Große Studie zur Arbeitsbelastung
Im besten Falle kennt man sie nicht, die Situation, am Arbeitsplatz überfordert zu sein, ständig unter Druck zu stehen, keinerlei Anerkennung zu bekommen. Die Situation in Deutschland sieht allerdings mehrheitlich genau so aus. So wundert es nicht, dass viele Arbeitnehmer unter psychischen Erkrankungen, wie dem Burnout-Syndrom, leiden. Die Technische Universität Chemnitz und das Sigmund-Freud Institut Frankfurt legen Ergebnisse ihrer Studie vor.
Immer mehr Arbeitnehmer in Deutschland leiden unter psychischen Problemen. Als Folge davon sind sie im Job weniger leistungsfähig. Ursache sind dauerhafter Zeit- und Leistungsdruck, regelmäßige Überstunden, geringe Entscheidungsspielräume bei gleichzeitig fehlender Anerkennung und Unterstützung durch Führungskräfte.Zu diesem Ergebnis kommt eine Studie der TU Chemnitz und des Sigmund-Freud-Instituts in Frankfurt am Main. In der Studie wurden Mitglieder der Deutschen Gesellschaft für Supervision e. V. (DGSv) befragt. Supervisoren beraten Unternehmen und Organisationen und haben somit einen ausgiebigen Einblick in die Arbeitsbedingungen der von ihnen betreuten Organisationen.
Arbeitswelt im Wandel
Prekäre und kurzfristige Arbeitsverhältnisse nehmen zu. "Die Deprofessionalisierung, also die Ersetzung von Fachkräften durch Hilfsarbeiter, stieg ebenso an. Normale Arbeitsverhältnisse sind erodiert", sagt Prof.

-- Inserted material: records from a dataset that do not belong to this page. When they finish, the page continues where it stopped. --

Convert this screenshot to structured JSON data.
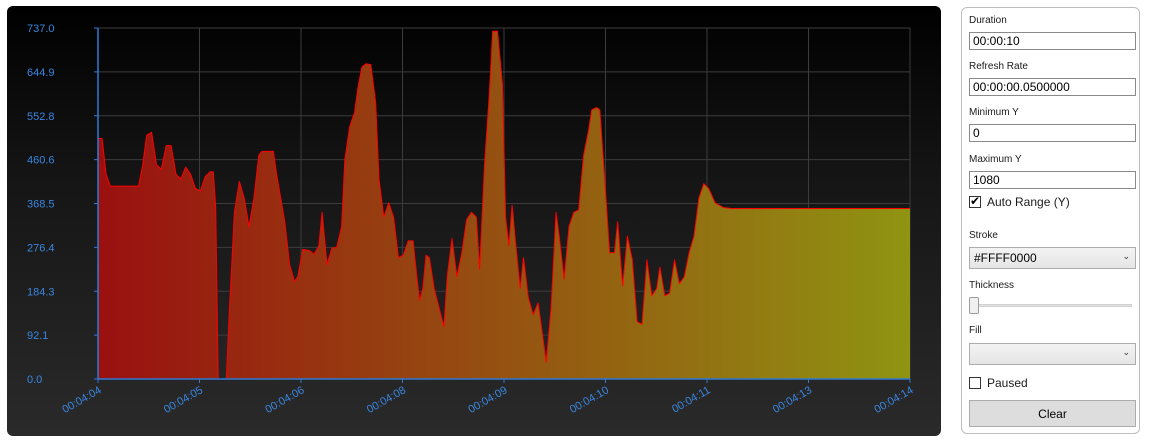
{
  "chart_data": {
    "type": "area",
    "title": "",
    "xlabel": "",
    "ylabel": "",
    "ylim": [
      0.0,
      737.0
    ],
    "y_ticks": [
      "0.0",
      "92.1",
      "184.3",
      "276.4",
      "368.5",
      "460.6",
      "552.8",
      "644.9",
      "737.0"
    ],
    "x_ticks": [
      "00:04:04",
      "00:04:05",
      "00:04:06",
      "00:04:08",
      "00:04:09",
      "00:04:10",
      "00:04:11",
      "00:04:13",
      "00:04:14"
    ],
    "x_range_seconds": [
      244.0,
      254.0
    ],
    "grid": true,
    "stroke_color": "#FFFF0000",
    "fill_gradient": [
      "#9a1010",
      "#909412"
    ],
    "series": [
      {
        "points": [
          [
            244.0,
            505
          ],
          [
            244.05,
            505
          ],
          [
            244.1,
            430
          ],
          [
            244.15,
            405
          ],
          [
            244.3,
            405
          ],
          [
            244.5,
            405
          ],
          [
            244.55,
            450
          ],
          [
            244.6,
            512
          ],
          [
            244.66,
            518
          ],
          [
            244.72,
            450
          ],
          [
            244.78,
            440
          ],
          [
            244.84,
            490
          ],
          [
            244.9,
            490
          ],
          [
            244.96,
            430
          ],
          [
            245.02,
            420
          ],
          [
            245.08,
            445
          ],
          [
            245.14,
            430
          ],
          [
            245.2,
            400
          ],
          [
            245.26,
            395
          ],
          [
            245.32,
            425
          ],
          [
            245.38,
            435
          ],
          [
            245.42,
            435
          ],
          [
            245.45,
            360
          ],
          [
            245.48,
            0
          ],
          [
            245.58,
            0
          ],
          [
            245.62,
            150
          ],
          [
            245.68,
            350
          ],
          [
            245.74,
            415
          ],
          [
            245.8,
            380
          ],
          [
            245.86,
            320
          ],
          [
            245.92,
            380
          ],
          [
            245.98,
            470
          ],
          [
            246.02,
            478
          ],
          [
            246.16,
            478
          ],
          [
            246.2,
            430
          ],
          [
            246.26,
            370
          ],
          [
            246.3,
            330
          ],
          [
            246.36,
            240
          ],
          [
            246.42,
            205
          ],
          [
            246.46,
            215
          ],
          [
            246.52,
            272
          ],
          [
            246.6,
            270
          ],
          [
            246.66,
            262
          ],
          [
            246.72,
            280
          ],
          [
            246.76,
            350
          ],
          [
            246.82,
            240
          ],
          [
            246.88,
            275
          ],
          [
            246.94,
            276
          ],
          [
            247.0,
            320
          ],
          [
            247.04,
            460
          ],
          [
            247.1,
            530
          ],
          [
            247.16,
            560
          ],
          [
            247.2,
            610
          ],
          [
            247.25,
            655
          ],
          [
            247.3,
            662
          ],
          [
            247.36,
            660
          ],
          [
            247.42,
            580
          ],
          [
            247.46,
            420
          ],
          [
            247.52,
            340
          ],
          [
            247.58,
            370
          ],
          [
            247.64,
            340
          ],
          [
            247.7,
            255
          ],
          [
            247.76,
            260
          ],
          [
            247.82,
            290
          ],
          [
            247.88,
            290
          ],
          [
            247.92,
            225
          ],
          [
            247.96,
            165
          ],
          [
            248.0,
            190
          ],
          [
            248.04,
            260
          ],
          [
            248.08,
            255
          ],
          [
            248.14,
            190
          ],
          [
            248.2,
            150
          ],
          [
            248.26,
            110
          ],
          [
            248.3,
            215
          ],
          [
            248.36,
            295
          ],
          [
            248.42,
            215
          ],
          [
            248.48,
            265
          ],
          [
            248.54,
            335
          ],
          [
            248.6,
            350
          ],
          [
            248.66,
            340
          ],
          [
            248.7,
            230
          ],
          [
            248.76,
            450
          ],
          [
            248.82,
            600
          ],
          [
            248.86,
            730
          ],
          [
            248.92,
            730
          ],
          [
            248.98,
            620
          ],
          [
            249.02,
            340
          ],
          [
            249.06,
            280
          ],
          [
            249.1,
            365
          ],
          [
            249.14,
            290
          ],
          [
            249.2,
            190
          ],
          [
            249.24,
            255
          ],
          [
            249.3,
            170
          ],
          [
            249.36,
            135
          ],
          [
            249.42,
            160
          ],
          [
            249.46,
            110
          ],
          [
            249.52,
            35
          ],
          [
            249.58,
            150
          ],
          [
            249.64,
            350
          ],
          [
            249.68,
            300
          ],
          [
            249.74,
            210
          ],
          [
            249.8,
            320
          ],
          [
            249.86,
            350
          ],
          [
            249.92,
            355
          ],
          [
            249.98,
            470
          ],
          [
            250.04,
            520
          ],
          [
            250.08,
            565
          ],
          [
            250.14,
            570
          ],
          [
            250.18,
            565
          ],
          [
            250.24,
            420
          ],
          [
            250.3,
            265
          ],
          [
            250.36,
            265
          ],
          [
            250.4,
            330
          ],
          [
            250.46,
            195
          ],
          [
            250.52,
            300
          ],
          [
            250.58,
            250
          ],
          [
            250.64,
            120
          ],
          [
            250.7,
            115
          ],
          [
            250.76,
            250
          ],
          [
            250.82,
            175
          ],
          [
            250.88,
            190
          ],
          [
            250.92,
            235
          ],
          [
            250.98,
            175
          ],
          [
            251.04,
            180
          ],
          [
            251.1,
            250
          ],
          [
            251.16,
            200
          ],
          [
            251.22,
            215
          ],
          [
            251.28,
            265
          ],
          [
            251.34,
            300
          ],
          [
            251.4,
            380
          ],
          [
            251.46,
            410
          ],
          [
            251.52,
            400
          ],
          [
            251.6,
            370
          ],
          [
            251.7,
            360
          ],
          [
            251.8,
            358
          ],
          [
            252.0,
            358
          ],
          [
            254.0,
            358
          ]
        ]
      }
    ]
  },
  "sidebar": {
    "duration_label": "Duration",
    "duration_value": "00:00:10",
    "refresh_label": "Refresh Rate",
    "refresh_value": "00:00:00.0500000",
    "min_y_label": "Minimum Y",
    "min_y_value": "0",
    "max_y_label": "Maximum Y",
    "max_y_value": "1080",
    "auto_range_label": "Auto Range (Y)",
    "auto_range_checked": true,
    "stroke_label": "Stroke",
    "stroke_value": "#FFFF0000",
    "thickness_label": "Thickness",
    "thickness_level": 0,
    "fill_label": "Fill",
    "fill_value": "",
    "paused_label": "Paused",
    "paused_checked": false,
    "clear_label": "Clear"
  },
  "icons": {
    "dropdown": "chevron-down-icon",
    "check": "checkmark-icon"
  }
}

Rolf Haubl, Leiter der Studie am Siegmund-Freud-Institut Frankfurt.
2008 gaben fast 80 Prozent der Befragten an, dass Beschäftigte unter dauerhaftem Leistungsdruck stehen, 2011 waren es bereits mehr als 90 Prozent. Ebenfalls über 90 Prozent der befragten Experten führen die steigenden Erkrankungszahlen, insbesondere bei Burnout-Phänomenen, auf die zunehmende Arbeitsbelastung zurück.
Fast 70 Prozent erklären zudem, dass ökonomische Kriterien zunehmend Qualitätsstandards verdrängen und es wachsende Konflikte über Leistungsstandards zwischen Management und Mitarbeitern gibt.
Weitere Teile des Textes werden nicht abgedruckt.